Chilean police walk with Joran Van der Sloot near Santiago
Chilean police walk with Joran Van der Sloot near Santiago June 3, 2010. REUTERS

Joran van der Sloot pleaded guilty to murder Wednesday in the 2010 case of 21-year-old Peruvian Stephany Flores, a woman he met at a Lima casino.

Yes, I want to plead guilty. I wanted from the first moment to confess sincerely, he told the court.

I am truly sorry for this act. I feel very bad.

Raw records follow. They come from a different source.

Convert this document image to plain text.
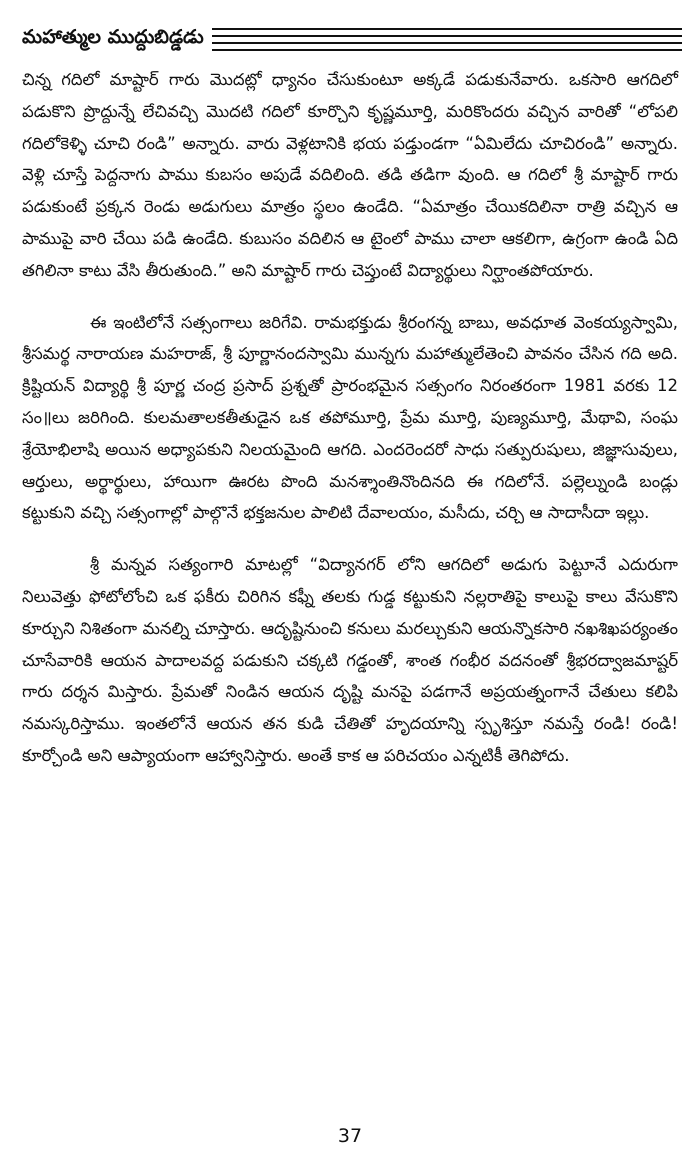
మహాత్ముల ముద్దుబిడ్డడు

చిన్న గదిలో మాష్టార్ గారు మొదట్లో ధ్యానం చేసుకుంటూ అక్కడే పడుకునేవారు. ఒకసారి ఆగదిలో పడుకొని ప్రొద్దున్నే లేచివచ్చి మొదటి గదిలో కూర్చొని కృష్ణమూర్తి, మరికొందరు వచ్చిన వారితో “లోపలి గదిలోకెళ్ళి చూచి రండి” అన్నారు. వారు వెళ్లటానికి భయ పడ్తుండగా “ఏమిలేదు చూచిరండి” అన్నారు. వెళ్లి చూస్తే పెద్దనాగు పాము కుబసం అపుడే వదిలింది. తడి తడిగా వుంది. ఆ గదిలో శ్రీ మాష్టార్ గారు పడుకుంటే ప్రక్కన రెండు అడుగులు మాత్రం స్థలం ఉండేది. “ఏమాత్రం చేయికదిలినా రాత్రి వచ్చిన ఆ పాముపై వారి చేయి పడి ఉండేది. కుబుసం వదిలిన ఆ టైంలో పాము చాలా ఆకలిగా, ఉగ్రంగా ఉండి ఏది తగిలినా కాటు వేసి తీరుతుంది.” అని మాష్టార్ గారు చెప్తుంటే విద్యార్థులు నిర్ఘాంతపోయారు.

ఈ ఇంటిలోనే సత్సంగాలు జరిగేవి. రామభక్తుడు శ్రీరంగన్న బాబు, అవధూత వెంకయ్యస్వామి, శ్రీసమర్థ నారాయణ మహరాజ్, శ్రీ పూర్ణానందస్వామి మున్నగు మహాత్ములేతెంచి పావనం చేసిన గది అది. క్రిష్టియన్ విద్యార్థి శ్రీ పూర్ణ చంద్ర ప్రసాద్ ప్రశ్నతో ప్రారంభమైన సత్సంగం నిరంతరంగా 1981 వరకు 12 సం॥లు జరిగింది. కులమతాలకతీతుడైన ఒక తపోమూర్తి, ప్రేమ మూర్తి, పుణ్యమూర్తి, మేథావి, సంఘ శ్రేయోభిలాషి అయిన అధ్యాపకుని నిలయమైంది ఆగది. ఎందరెందరో సాధు సత్పురుషులు, జిజ్ఞాసువులు, ఆర్తులు, అర్థార్థులు, హాయిగా ఊరట పొంది మనశ్శాంతినొందినది ఈ గదిలోనే. పల్లెల్నుండి బండ్లు కట్టుకుని వచ్చి సత్సంగాల్లో పాల్గొనే భక్తజనుల పాలిటి దేవాలయం, మసీదు, చర్చి ఆ సాదాసీదా ఇల్లు.

శ్రీ మన్నవ సత్యంగారి మాటల్లో “విద్యానగర్ లోని ఆగదిలో అడుగు పెట్టూనే ఎదురుగా నిలువెత్తు ఫోటోలోంచి ఒక ఫకీరు చిరిగిన కఫ్నీ తలకు గుడ్డ కట్టుకుని నల్లరాతిపై కాలుపై కాలు వేసుకొని కూర్చుని నిశితంగా మనల్ని చూస్తారు. ఆదృష్టినుంచి కనులు మరల్చుకుని ఆయన్నొకసారి నఖశిఖపర్యంతం చూసేవారికి ఆయన పాదాలవద్ద పడుకుని చక్కటి గడ్డంతో, శాంత గంభీర వదనంతో శ్రీభరద్వాజమాష్టర్ గారు దర్శన మిస్తారు. ప్రేమతో నిండిన ఆయన దృష్టి మనపై పడగానే అప్రయత్నంగానే చేతులు కలిపి నమస్కరిస్తాము. ఇంతలోనే ఆయన తన కుడి చేతితో హృదయాన్ని స్పృశిస్తూ నమస్తే రండి! రండి! కూర్చోండి అని ఆప్యాయంగా ఆహ్వానిస్తారు. అంతే కాక ఆ పరిచయం ఎన్నటికీ తెగిపోదు.

37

Van der Sloot, 24, was accused of murdering Flores, a skilled poker player and the daughter of a wealthy businessman, in order to steal the $10,000 she won at the casino she was seen leaving with Van der Sloot, her family has maintained. He was also arrested, but not charged, in the 2005 disappearance of 18-year-old Natalee Holloway on the Dutch Caribbean island of Aruba.

Prosecutors are seeking 30 years in prison, not the life sentence they originally sought. Under Peruvian law, a prison term for a sincere confession to a murder is typically much shorter than one for a normal guilty plea.

The plea comes five years to the day of the unsolved disappearance of Holloway, The Associated Press reported.

According to authorities, Van der Sloot long ago confessed to strangling Flores after he found her looking into his laptop, which, reportedly, led her to discovering his connection to Holloway, who disappeared while celebrating her high school graduation. Holloway was last seen leaving a nightclub with Van der Sloot.

The defense argues that Van der Sloot was in a state of emotional distress - as a result of extreme psychological trauma he suffered from the fallout of Holloway's disappearance -- when he killed Flores.

The Dutch citizen's trial opened last week, but was adjourned to Wednesday after Van der Sloot asked for more time to decide how to plead. He said last week that he was inclined to confess, but doesn't accept the aggravated murder charges the prosecution seeks.

This might not be the end of Van der Sloot's legal woes, however. In June 2010, a federal grand jury in the U.S. indicted him on charges of wire fraud and extortion for allegedly trying to extort $250,000 from Holloway's mother in exchange for the location of Holloway's remains. According to CNN reports, Van der Sloot allegedly received $25,000 from Holloway's mother, which he used to travel to Peru, where he met Flores.

The U.S. could attempt to extradite him to face charges stateside.